The Clipper Class ticket couldn’t have been more precious if it were made of solid gold. Her pleather seat might as well have been nubuck. Her welcoming washcloth was luxurious as a hot mineral spring. She barely slept the entire flight between feasting (spring chicken, mushroom caps, baby onions, and lardons braised in a red wine sauce), endless cups of Nescafé, and a wide-screen showing of Willy Wonka & the Chocolate Factory. Joanne was still humming “Pure Imagination” when she landed in Trinidad to begin the multi-ferry hop to Mustique.
The ferry captain had invited Joanne to sit in his covered helm when he heard she was Willy May’s youngest daughter. But it’d been such a beautiful day that she’d kindly told him she preferred the outdoors. The light was different here than at home. It pirouetted on the waves. The sound of the sea was distinct, too, like a piccolo versus an oboe. The sail from St. Vincent to Mustique played like a symphony across the horizon.
Her mother waved as the ferry came into dock. “Ahoy there!”
The Texas twang was like jingle bells and brought on a similar cheer. Joanne’s heart lifted.
“Welcome to Mustique! Let me look at you.” She put both hands on her shoulders and narrowed her eyes against the overhead sun. “You’ve filled out pretty as pie since the last I saw you.”
Joanne hadn’t felt like she’d changed much in the hour by hour, day by day, but when she added it up into a lump sum, she supposed she had. The last she saw her mother was during her orientation week at Dartington. Willy May had briefly returned to England. Hilly had been on the set of The Devils. So, for one of the first times in Joanne’s memory, they were a duet instead a trio.
The two went to Cheltenham’s Corner Curry restaurant and ordered braised lamb shanks with masala to share. Joanne told Willy May about the college courses she’d signed up to take and her dismay with Paul McCartney’s band Wings. They talked of Hilly in Hollywood, the summer crickets, the constellations shining down, and stayed away from hard topics—past and future—afraid that the arrow forward or back might puncture the magic of the moment. The Corner Curry had turned off its lamps. Its sitar strings stilled. Karahis were taken off the flames. But they remained. The hours seemed weighted by a sustaining pedal. Their two notes vibrated freely and resonated long after.
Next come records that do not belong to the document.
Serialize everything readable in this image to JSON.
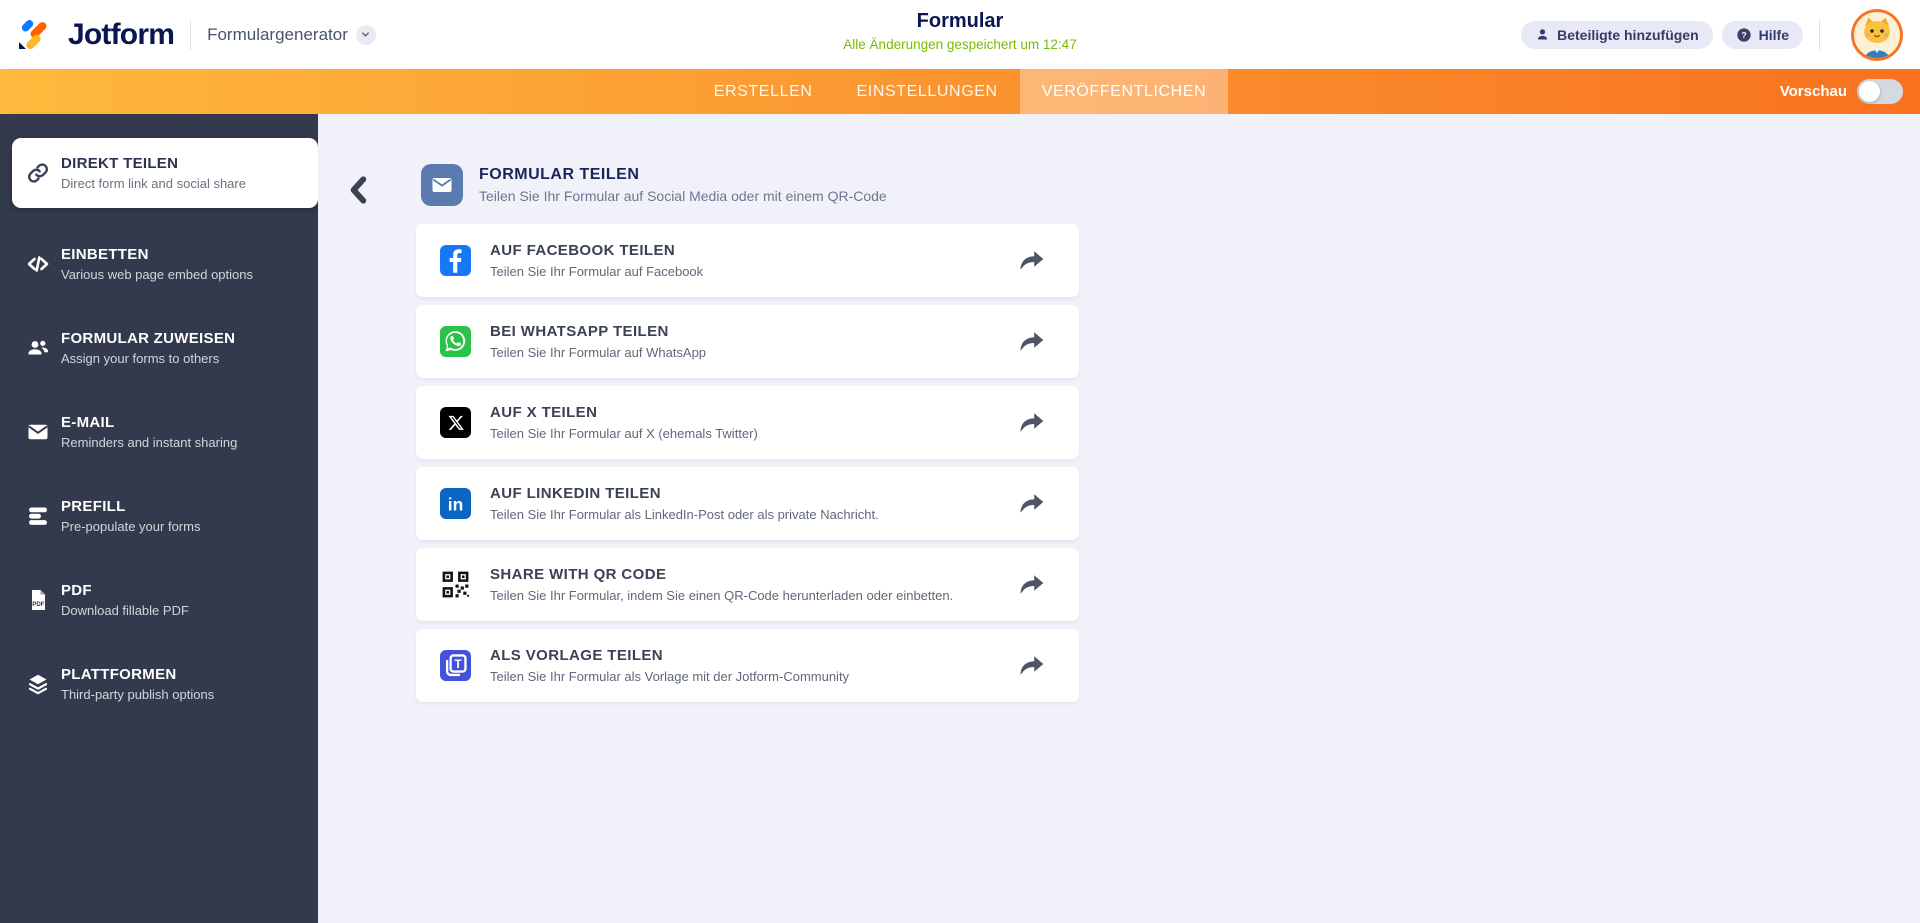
{
  "header": {
    "logo_text": "Jotform",
    "app_switcher_label": "Formulargenerator",
    "form_title": "Formular",
    "saved_status": "Alle Änderungen gespeichert um 12:47",
    "add_collaborators_label": "Beteiligte hinzufügen",
    "help_label": "Hilfe"
  },
  "navbar": {
    "tabs": [
      {
        "id": "erstellen",
        "label": "ERSTELLEN",
        "active": false
      },
      {
        "id": "einstellungen",
        "label": "EINSTELLUNGEN",
        "active": false
      },
      {
        "id": "veroeffentlichen",
        "label": "VERÖFFENTLICHEN",
        "active": true
      }
    ],
    "preview_label": "Vorschau",
    "preview_toggle_on": false
  },
  "sidebar": {
    "items": [
      {
        "id": "direkt-teilen",
        "title": "DIREKT TEILEN",
        "subtitle": "Direct form link and social share",
        "icon": "link-icon",
        "active": true
      },
      {
        "id": "einbetten",
        "title": "EINBETTEN",
        "subtitle": "Various web page embed options",
        "icon": "code-icon",
        "active": false
      },
      {
        "id": "formular-zuweisen",
        "title": "FORMULAR ZUWEISEN",
        "subtitle": "Assign your forms to others",
        "icon": "people-icon",
        "active": false
      },
      {
        "id": "e-mail",
        "title": "E-MAIL",
        "subtitle": "Reminders and instant sharing",
        "icon": "envelope-icon",
        "active": false
      },
      {
        "id": "prefill",
        "title": "PREFILL",
        "subtitle": "Pre-populate your forms",
        "icon": "rows-icon",
        "active": false
      },
      {
        "id": "pdf",
        "title": "PDF",
        "subtitle": "Download fillable PDF",
        "icon": "pdf-icon",
        "active": false
      },
      {
        "id": "plattformen",
        "title": "PLATTFORMEN",
        "subtitle": "Third-party publish options",
        "icon": "layers-icon",
        "active": false
      }
    ]
  },
  "main": {
    "section_title": "FORMULAR TEILEN",
    "section_subtitle": "Teilen Sie Ihr Formular auf Social Media oder mit einem QR-Code",
    "share_options": [
      {
        "id": "facebook",
        "title": "AUF FACEBOOK TEILEN",
        "subtitle": "Teilen Sie Ihr Formular auf Facebook",
        "icon": "facebook-icon",
        "tile_color": "#1877F2"
      },
      {
        "id": "whatsapp",
        "title": "BEI WHATSAPP TEILEN",
        "subtitle": "Teilen Sie Ihr Formular auf WhatsApp",
        "icon": "whatsapp-icon",
        "tile_color": "#2BC24A"
      },
      {
        "id": "x",
        "title": "AUF X TEILEN",
        "subtitle": "Teilen Sie Ihr Formular auf X (ehemals Twitter)",
        "icon": "x-icon",
        "tile_color": "#000000"
      },
      {
        "id": "linkedin",
        "title": "AUF LINKEDIN TEILEN",
        "subtitle": "Teilen Sie Ihr Formular als LinkedIn-Post oder als private Nachricht.",
        "icon": "linkedin-icon",
        "tile_color": "#0A66C2"
      },
      {
        "id": "qr-code",
        "title": "SHARE WITH QR CODE",
        "subtitle": "Teilen Sie Ihr Formular, indem Sie einen QR-Code herunterladen oder einbetten.",
        "icon": "qr-icon",
        "tile_color": "#FFFFFF"
      },
      {
        "id": "template",
        "title": "ALS VORLAGE TEILEN",
        "subtitle": "Teilen Sie Ihr Formular als Vorlage mit der Jotform-Community",
        "icon": "template-icon",
        "tile_color": "#4353D9"
      }
    ]
  },
  "colors": {
    "accent_navy": "#0A1551",
    "saved_green": "#78BB07",
    "navbar_gradient_left": "#FFB93D",
    "navbar_gradient_right": "#F9721F",
    "sidebar_bg": "#343A4D",
    "content_bg": "#F1F2F9"
  }
}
The masala sauce had splattered on the blouse she’d been wearing. A whole note of bright red, indelible as blood. It was still there. She hadn’t tried to wash it out. The stain would be palpable proof of this memory, and the unspoken promise that no matter how much time or distance passed, her mother and she would find each other.
“I missed you, Mum.”
Willy May cupped her cheek. “I missed you, too, Josie girl.” She gestured toward a golf cart parked on the beach. “Your chariot awaits.”
At the cart, she hefted the box of records into the back seat. “Thanks for bringing these. We’ve only had the radio and I wanted some real music around the house. We don’t have a piano, but I’m working on it.”
It warmed Joanne. Growing up, she’d cut out catalog pictures of instruments she’d seen at her music teacher’s house. She taped them to the wall on her side of the shared bedroom with Hilly and practiced playing each on an empty milk bottle: blowing across the top for the woodwinds, knocking the side with a spoon for the percussions, strumming sideways for the strings, holding it up like a trumpet for the brass. She had the whole orchestra in her imagination. At the center of her vision board was the grand piano.
When she was eight years old, Grandmother Michael asked what she wished Saint Nicholas should bring her that year. She’d said a grand piano and lessons to play it. When they attended the annual Michaels’ Christmas supper, beside the cranberry-strung spruce was the piano, dark and shiny as the Bristol Channel at night. Joanne had been ecstatic even while her mother had frowned for reasons that she never did understand.